歩くこと。ただひたすらに歩くこと。それは単純なことに見えて、意外に人の思考や精神に大きな影響を与えているのかも知れない。秩父三十四ヵ所の巡礼道も、もともとは修験道といったものに根っこがあるらしい。確かに昔から修験道とは、山を歩くことをひとつの大きな主眼にしているようだ。
考えながら歩き回っているということは、少なくとも僕にはよくある。よいアイデアが浮かんできて乗ってきたとき、自然とうろうろと歩き回っていたりする。その場合は思考が歩行を誘導したということになるのだが、実はそのふたつには密接な関係があるのかも知れない。とすると、歩くことが思考を誘導するということもありうる。
歩くこと。ただひたすらに歩くこと。巡礼に来る多くの人は、なんらかの悩みや迷いを持っているからこそ、巡礼に来るのだろう。人々は迷いながら、悩みながら、そして祈る。祈り、そして歩く。そこには思考もしくは想念と歩行との不思議な融合がある。

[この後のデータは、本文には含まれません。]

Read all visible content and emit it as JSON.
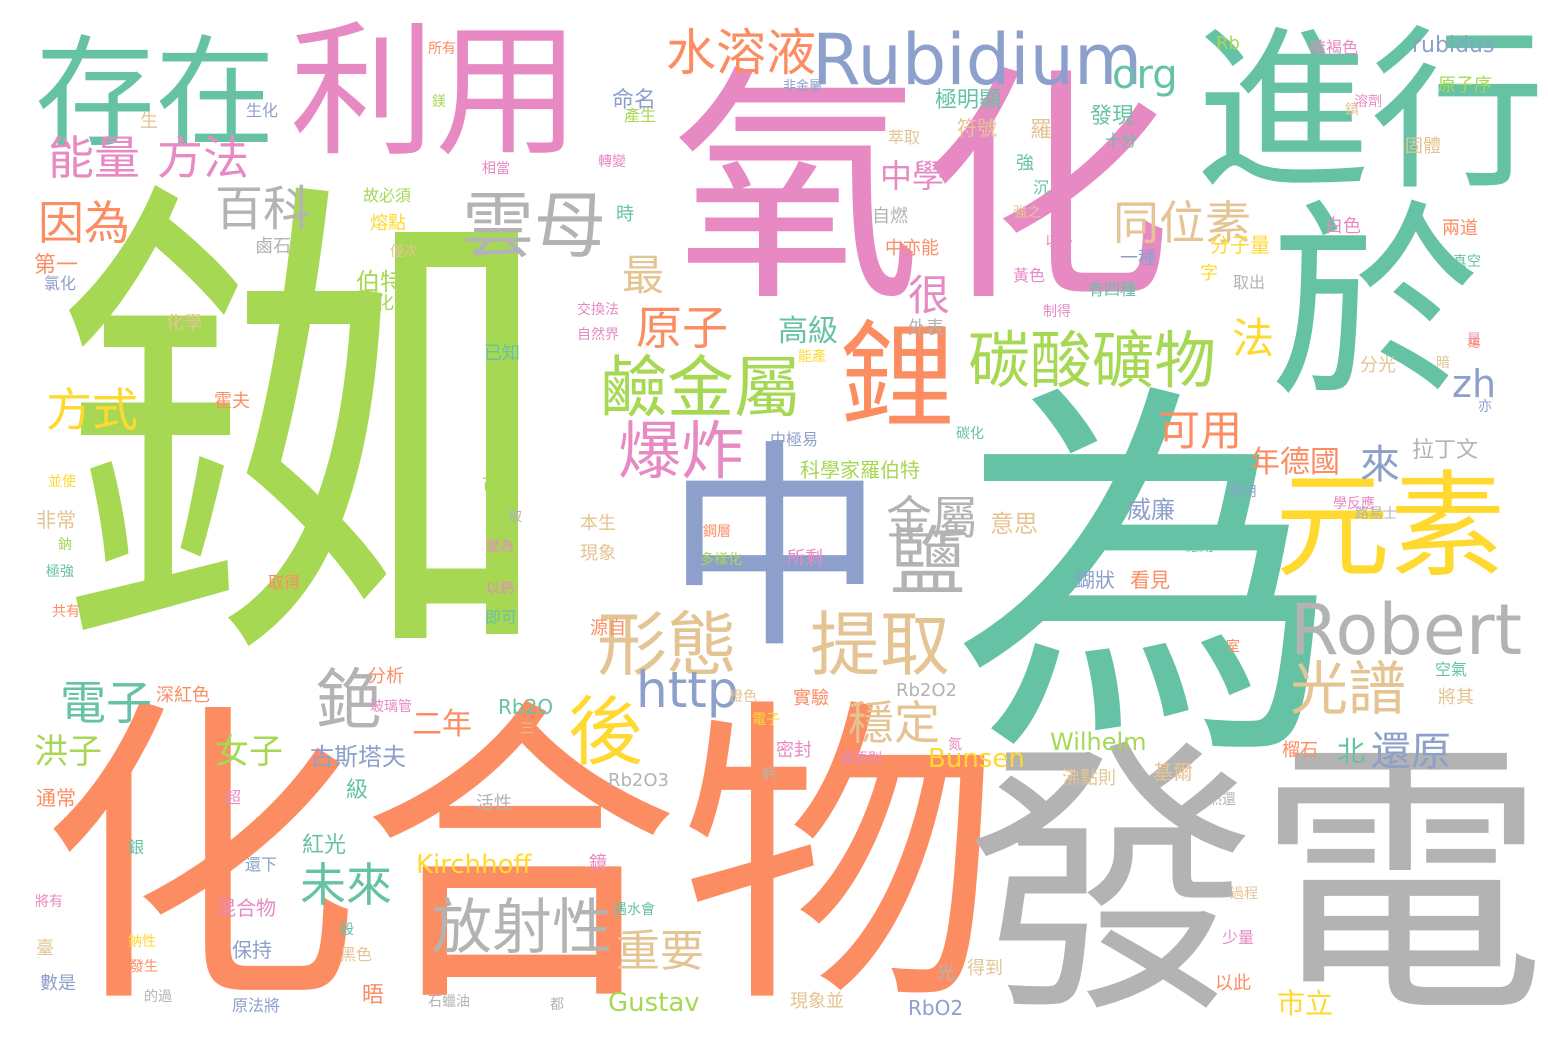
{
  "palette": [
    "#a6d854",
    "#66c2a5",
    "#fc8d62",
    "#e78ac3",
    "#8da0cb",
    "#b3b3b3",
    "#ffd92f",
    "#e5c494"
  ],
  "words": [
    {
      "text": "銣",
      "color": "#a6d854"
    },
    {
      "text": "氧化",
      "color": "#e78ac3"
    },
    {
      "text": "為",
      "color": "#66c2a5"
    },
    {
      "text": "化合物",
      "color": "#fc8d62"
    },
    {
      "text": "發電",
      "color": "#b3b3b3"
    },
    {
      "text": "中",
      "color": "#8da0cb"
    },
    {
      "text": "於",
      "color": "#66c2a5"
    },
    {
      "text": "進行",
      "color": "#66c2a5"
    },
    {
      "text": "利用",
      "color": "#e78ac3"
    },
    {
      "text": "存在",
      "color": "#66c2a5"
    },
    {
      "text": "Rubidium",
      "color": "#8da0cb"
    },
    {
      "text": "元素",
      "color": "#ffd92f"
    },
    {
      "text": "鋰",
      "color": "#fc8d62"
    },
    {
      "text": "Robert",
      "color": "#b3b3b3"
    },
    {
      "text": "碳酸礦物",
      "color": "#a6d854"
    },
    {
      "text": "鹼金屬",
      "color": "#a6d854"
    },
    {
      "text": "雲母",
      "color": "#b3b3b3"
    },
    {
      "text": "提取",
      "color": "#e5c494"
    },
    {
      "text": "爆炸",
      "color": "#e78ac3"
    },
    {
      "text": "形態",
      "color": "#e5c494"
    },
    {
      "text": "光譜",
      "color": "#e5c494"
    },
    {
      "text": "水溶液",
      "color": "#fc8d62"
    },
    {
      "text": "鹽",
      "color": "#b3b3b3"
    },
    {
      "text": "後",
      "color": "#ffd92f"
    },
    {
      "text": "放射性",
      "color": "#b3b3b3"
    },
    {
      "text": "銫",
      "color": "#b3b3b3"
    },
    {
      "text": "http",
      "color": "#8da0cb"
    },
    {
      "text": "百科",
      "color": "#b3b3b3"
    },
    {
      "text": "能量",
      "color": "#e78ac3"
    },
    {
      "text": "方法",
      "color": "#e78ac3"
    },
    {
      "text": "因為",
      "color": "#fc8d62"
    },
    {
      "text": "同位素",
      "color": "#e5c494"
    },
    {
      "text": "金屬",
      "color": "#b3b3b3"
    },
    {
      "text": "原子",
      "color": "#fc8d62"
    },
    {
      "text": "穩定",
      "color": "#e5c494"
    },
    {
      "text": "未來",
      "color": "#66c2a5"
    },
    {
      "text": "電子",
      "color": "#66c2a5"
    },
    {
      "text": "org",
      "color": "#66c2a5"
    },
    {
      "text": "方式",
      "color": "#ffd92f"
    },
    {
      "text": "還原",
      "color": "#8da0cb"
    },
    {
      "text": "重要",
      "color": "#e5c494"
    },
    {
      "text": "可用",
      "color": "#fc8d62"
    },
    {
      "text": "最",
      "color": "#e5c494"
    },
    {
      "text": "很",
      "color": "#e78ac3"
    },
    {
      "text": "法",
      "color": "#ffd92f"
    },
    {
      "text": "zh",
      "color": "#8da0cb"
    },
    {
      "text": "來",
      "color": "#8da0cb"
    },
    {
      "text": "女子",
      "color": "#a6d854"
    },
    {
      "text": "洪子",
      "color": "#a6d854"
    },
    {
      "text": "中學",
      "color": "#e78ac3"
    },
    {
      "text": "高級",
      "color": "#66c2a5"
    },
    {
      "text": "年德國",
      "color": "#fc8d62"
    },
    {
      "text": "二年",
      "color": "#fc8d62"
    },
    {
      "text": "北",
      "color": "#66c2a5"
    },
    {
      "text": "市立",
      "color": "#ffd92f"
    },
    {
      "text": "Gustav",
      "color": "#a6d854"
    },
    {
      "text": "Kirchhoff",
      "color": "#ffd92f"
    },
    {
      "text": "Bunsen",
      "color": "#ffd92f"
    },
    {
      "text": "Wilhelm",
      "color": "#a6d854"
    },
    {
      "text": "rubidus",
      "color": "#8da0cb"
    },
    {
      "text": "拉丁文",
      "color": "#b3b3b3"
    },
    {
      "text": "意思",
      "color": "#e5c494"
    },
    {
      "text": "威廉",
      "color": "#8da0cb"
    },
    {
      "text": "古斯塔夫",
      "color": "#8da0cb"
    },
    {
      "text": "科學家羅伯特",
      "color": "#a6d854"
    },
    {
      "text": "伯特",
      "color": "#a6d854"
    },
    {
      "text": "第一",
      "color": "#fc8d62"
    },
    {
      "text": "發現",
      "color": "#66c2a5"
    },
    {
      "text": "羅",
      "color": "#e5c494"
    },
    {
      "text": "命名",
      "color": "#8da0cb"
    },
    {
      "text": "極明顯",
      "color": "#66c2a5"
    },
    {
      "text": "符號",
      "color": "#e5c494"
    },
    {
      "text": "基爾",
      "color": "#e5c494"
    },
    {
      "text": "紅光",
      "color": "#66c2a5"
    },
    {
      "text": "級",
      "color": "#66c2a5"
    },
    {
      "text": "晤",
      "color": "#fc8d62"
    },
    {
      "text": "蝴狀",
      "color": "#8da0cb"
    },
    {
      "text": "看見",
      "color": "#fc8d62"
    },
    {
      "text": "混合物",
      "color": "#e78ac3"
    },
    {
      "text": "保持",
      "color": "#8da0cb"
    },
    {
      "text": "通常",
      "color": "#fc8d62"
    },
    {
      "text": "非常",
      "color": "#e5c494"
    },
    {
      "text": "分子量",
      "color": "#ffd92f"
    },
    {
      "text": "Rb2O",
      "color": "#66c2a5"
    },
    {
      "text": "Rb2O2",
      "color": "#b3b3b3"
    },
    {
      "text": "Rb2O3",
      "color": "#b3b3b3"
    },
    {
      "text": "RbO2",
      "color": "#8da0cb"
    },
    {
      "text": "Rb",
      "color": "#a6d854"
    },
    {
      "text": "原子序",
      "color": "#a6d854"
    },
    {
      "text": "固體",
      "color": "#e5c494"
    },
    {
      "text": "兩道",
      "color": "#fc8d62"
    },
    {
      "text": "白色",
      "color": "#e78ac3"
    },
    {
      "text": "外表",
      "color": "#b3b3b3"
    },
    {
      "text": "中亦能",
      "color": "#fc8d62"
    },
    {
      "text": "自燃",
      "color": "#b3b3b3"
    },
    {
      "text": "一種",
      "color": "#8da0cb"
    },
    {
      "text": "有四種",
      "color": "#66c2a5"
    },
    {
      "text": "氧化物",
      "color": "#a6d854"
    },
    {
      "text": "已知",
      "color": "#66c2a5"
    },
    {
      "text": "可能",
      "color": "#a6d854"
    },
    {
      "text": "即可",
      "color": "#66c2a5"
    },
    {
      "text": "分析",
      "color": "#fc8d62"
    },
    {
      "text": "本生",
      "color": "#e5c494"
    },
    {
      "text": "現象",
      "color": "#e5c494"
    },
    {
      "text": "源自",
      "color": "#fc8d62"
    },
    {
      "text": "實驗",
      "color": "#fc8d62"
    },
    {
      "text": "密封",
      "color": "#e78ac3"
    },
    {
      "text": "所剩",
      "color": "#e78ac3"
    },
    {
      "text": "沸點則",
      "color": "#e5c494"
    },
    {
      "text": "榴石",
      "color": "#fc8d62"
    },
    {
      "text": "將其",
      "color": "#e5c494"
    },
    {
      "text": "空氣",
      "color": "#66c2a5"
    },
    {
      "text": "得到",
      "color": "#e5c494"
    },
    {
      "text": "以此",
      "color": "#fc8d62"
    },
    {
      "text": "少量",
      "color": "#e78ac3"
    },
    {
      "text": "深紅色",
      "color": "#fc8d62"
    },
    {
      "text": "霍夫",
      "color": "#fc8d62"
    },
    {
      "text": "化學",
      "color": "#e5c494"
    },
    {
      "text": "氯化",
      "color": "#8da0cb"
    },
    {
      "text": "鹵石",
      "color": "#b3b3b3"
    },
    {
      "text": "熔點",
      "color": "#ffd92f"
    },
    {
      "text": "暗褐色",
      "color": "#e78ac3"
    },
    {
      "text": "所有",
      "color": "#fc8d62"
    },
    {
      "text": "生化",
      "color": "#8da0cb"
    },
    {
      "text": "生",
      "color": "#e5c494"
    },
    {
      "text": "故必須",
      "color": "#a6d854"
    },
    {
      "text": "產生",
      "color": "#a6d854"
    },
    {
      "text": "相當",
      "color": "#e78ac3"
    },
    {
      "text": "轉變",
      "color": "#e78ac3"
    },
    {
      "text": "時",
      "color": "#66c2a5"
    },
    {
      "text": "十分",
      "color": "#66c2a5"
    },
    {
      "text": "強",
      "color": "#66c2a5"
    },
    {
      "text": "萃取",
      "color": "#e5c494"
    },
    {
      "text": "非金屬",
      "color": "#8da0cb"
    },
    {
      "text": "取出",
      "color": "#b3b3b3"
    },
    {
      "text": "交換法",
      "color": "#e78ac3"
    },
    {
      "text": "自然界",
      "color": "#e78ac3"
    },
    {
      "text": "碳化",
      "color": "#66c2a5"
    },
    {
      "text": "中極易",
      "color": "#8da0cb"
    },
    {
      "text": "使用",
      "color": "#8da0cb"
    },
    {
      "text": "分光",
      "color": "#e5c494"
    },
    {
      "text": "路易士",
      "color": "#b3b3b3"
    },
    {
      "text": "極強",
      "color": "#66c2a5"
    },
    {
      "text": "共有",
      "color": "#fc8d62"
    },
    {
      "text": "取得",
      "color": "#fc8d62"
    },
    {
      "text": "變為",
      "color": "#e78ac3"
    },
    {
      "text": "以鈣",
      "color": "#e78ac3"
    },
    {
      "text": "銀",
      "color": "#66c2a5"
    },
    {
      "text": "超",
      "color": "#e78ac3"
    },
    {
      "text": "活性",
      "color": "#b3b3b3"
    },
    {
      "text": "遇水會",
      "color": "#66c2a5"
    },
    {
      "text": "還下",
      "color": "#8da0cb"
    },
    {
      "text": "黑色",
      "color": "#e5c494"
    },
    {
      "text": "發生",
      "color": "#fc8d62"
    },
    {
      "text": "數是",
      "color": "#8da0cb"
    },
    {
      "text": "的過",
      "color": "#b3b3b3"
    },
    {
      "text": "原法將",
      "color": "#8da0cb"
    },
    {
      "text": "石蠟油",
      "color": "#b3b3b3"
    },
    {
      "text": "都",
      "color": "#b3b3b3"
    },
    {
      "text": "現象並",
      "color": "#e5c494"
    },
    {
      "text": "光",
      "color": "#b3b3b3"
    },
    {
      "text": "過程",
      "color": "#e5c494"
    },
    {
      "text": "熱還",
      "color": "#b3b3b3"
    },
    {
      "text": "還原則",
      "color": "#e78ac3"
    },
    {
      "text": "鎂",
      "color": "#a6d854"
    },
    {
      "text": "以外",
      "color": "#e78ac3"
    },
    {
      "text": "強之",
      "color": "#e5c494"
    },
    {
      "text": "僅次",
      "color": "#e5c494"
    },
    {
      "text": "黃色",
      "color": "#e78ac3"
    },
    {
      "text": "制得",
      "color": "#e78ac3"
    },
    {
      "text": "暗",
      "color": "#e5c494"
    },
    {
      "text": "真空",
      "color": "#66c2a5"
    },
    {
      "text": "亦",
      "color": "#8da0cb"
    },
    {
      "text": "是",
      "color": "#e78ac3"
    },
    {
      "text": "能產",
      "color": "#ffd92f"
    },
    {
      "text": "並使",
      "color": "#ffd92f"
    },
    {
      "text": "鎮",
      "color": "#e5c494"
    },
    {
      "text": "鋼層",
      "color": "#fc8d62"
    },
    {
      "text": "多樣化",
      "color": "#a6d854"
    },
    {
      "text": "學反應",
      "color": "#e78ac3"
    },
    {
      "text": "應用",
      "color": "#66c2a5"
    },
    {
      "text": "鏡",
      "color": "#e78ac3"
    },
    {
      "text": "玻璃管",
      "color": "#e78ac3"
    },
    {
      "text": "橙色",
      "color": "#e5c494"
    },
    {
      "text": "電子",
      "color": "#ffd92f"
    },
    {
      "text": "三",
      "color": "#e5c494"
    },
    {
      "text": "溶劑",
      "color": "#e78ac3"
    },
    {
      "text": "鈉",
      "color": "#a6d854"
    },
    {
      "text": "鈣",
      "color": "#b3b3b3"
    },
    {
      "text": "字",
      "color": "#ffd92f"
    },
    {
      "text": "沉",
      "color": "#66c2a5"
    },
    {
      "text": "鈉性",
      "color": "#ffd92f"
    },
    {
      "text": "氮",
      "color": "#e78ac3"
    },
    {
      "text": "殺",
      "color": "#66c2a5"
    },
    {
      "text": "室",
      "color": "#fc8d62"
    },
    {
      "text": "將有",
      "color": "#e78ac3"
    },
    {
      "text": "臺",
      "color": "#e5c494"
    },
    {
      "text": "被",
      "color": "#b3b3b3"
    },
    {
      "text": "總",
      "color": "#fc8d62"
    }
  ]
}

秩父の巡礼道の歴史は古く、13世紀頃まで遡るという。何百年もの間、その巡礼の道は多くの人の祈りを受け入れてきたのだ。そして、それぞれの札所にもそれぞれの「縁起」がある。和歌の道に迷うものが、その奥義を教えられたという札所まである。いずれにせよ、これほど多くの人の祈りを何百年にも渡って受け入れてきたという、その事実には驚嘆せざるを得ない。歩くことと祈ること。その生理的なレベルでの融合こそが、巡礼という場なのかも知れない。